Ariel Benavides, artista visual puentealtino: «Encuentro en el relato una conexión, porque es la imaginación viva de gente que pisó antes que yo este territorio y compartimos ese momento».

ENTREVISTA: Francisco Calderón M. – FOTOGRAFÍAS: Ariel Benavides – AGRADECIMIENTOS: Corporación Cultural de Puente Alto.

Ariel es un artista visual que realiza obras en cerámica y xilografía asi como ilustraciones de los mitos y leyendas puentealtinos, en los talleres del Centro Cultural de Puente Alto y en el colectivo Cordillera Visual, y nos habla de sus obras, su arte, su experiencia de vida en la comuna, el arte desde su infancia, sus motivaciones y como es el proceso creativo para trabajar tan hermosos trabajos. Esta es su historia.

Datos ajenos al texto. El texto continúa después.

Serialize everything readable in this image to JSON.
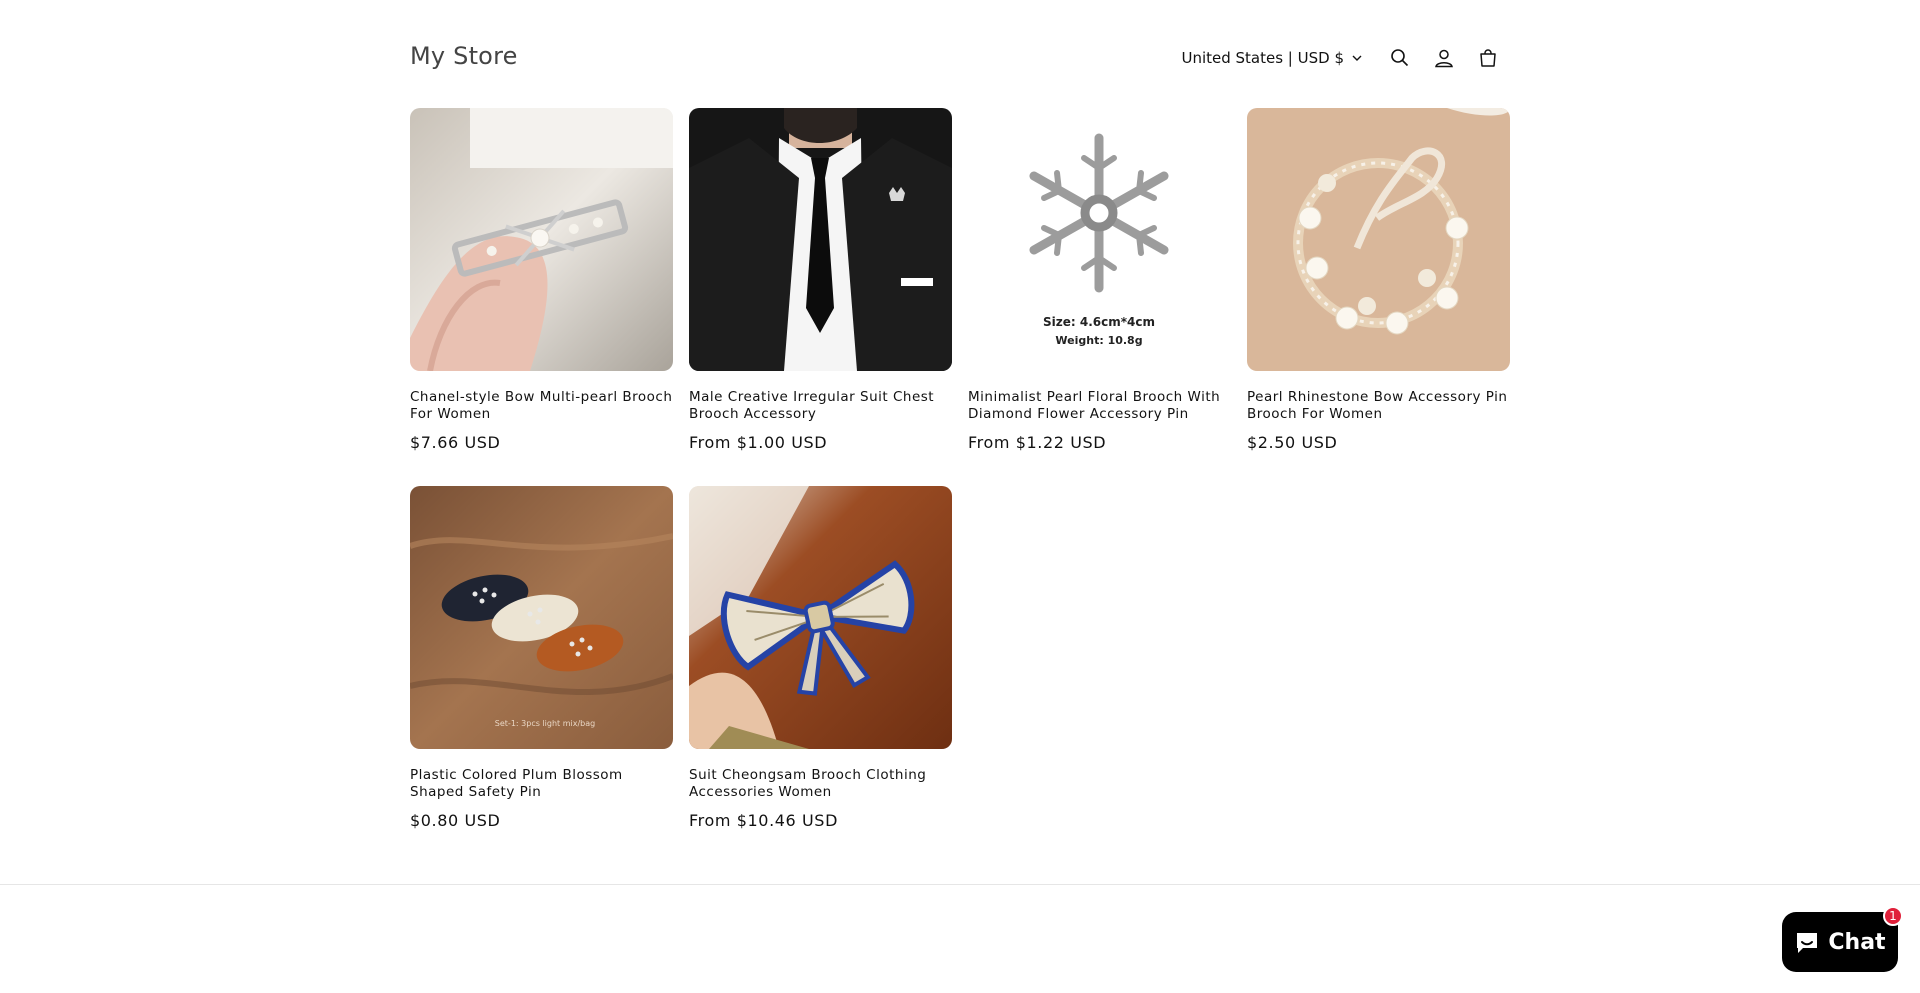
{
  "store": {
    "name": "My Store"
  },
  "header": {
    "locale": "United States | USD $"
  },
  "products": [
    {
      "title": "Chanel-style Bow Multi-pearl Brooch For Women",
      "price": "$7.66 USD"
    },
    {
      "title": "Male Creative Irregular Suit Chest Brooch Accessory",
      "price": "From $1.00 USD"
    },
    {
      "title": "Minimalist Pearl Floral Brooch With Diamond Flower Accessory Pin",
      "price": "From $1.22 USD",
      "image_caption_1": "Size: 4.6cm*4cm",
      "image_caption_2": "Weight: 10.8g"
    },
    {
      "title": "Pearl Rhinestone Bow Accessory Pin Brooch For Women",
      "price": "$2.50 USD"
    },
    {
      "title": "Plastic Colored Plum Blossom Shaped Safety Pin",
      "price": "$0.80 USD",
      "image_caption_1": "Set-1: 3pcs light mix/bag"
    },
    {
      "title": "Suit Cheongsam Brooch Clothing Accessories Women",
      "price": "From $10.46 USD"
    }
  ],
  "chat": {
    "label": "Chat",
    "badge": "1"
  },
  "icons": {
    "search": "search-icon",
    "account": "account-icon",
    "cart": "cart-icon",
    "locale_chevron": "chevron-down-icon",
    "chat": "chat-bubble-icon"
  }
}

Puedes revisar su arte en el link: https://www.instagram.com/solverde_art/

¿Cómo empezaste cómo artista?

Antes te habría dicho que desde los 15, cuando en el colegio en la clase de arte la profe puso una dinámica de: “si me traes un dibujo, te pongo una décima”. En ese entonces no le ponía mucha atención a sus clases la verdad, así que me dispuse a dibujar como loco, yo era matemático, así que llené croqueras y croqueras de dibujos, para sumarlos y hacerlos sietes, y los trabajos subirlos a 4 jajaja. Para terminar con un promedio 5 en Artes.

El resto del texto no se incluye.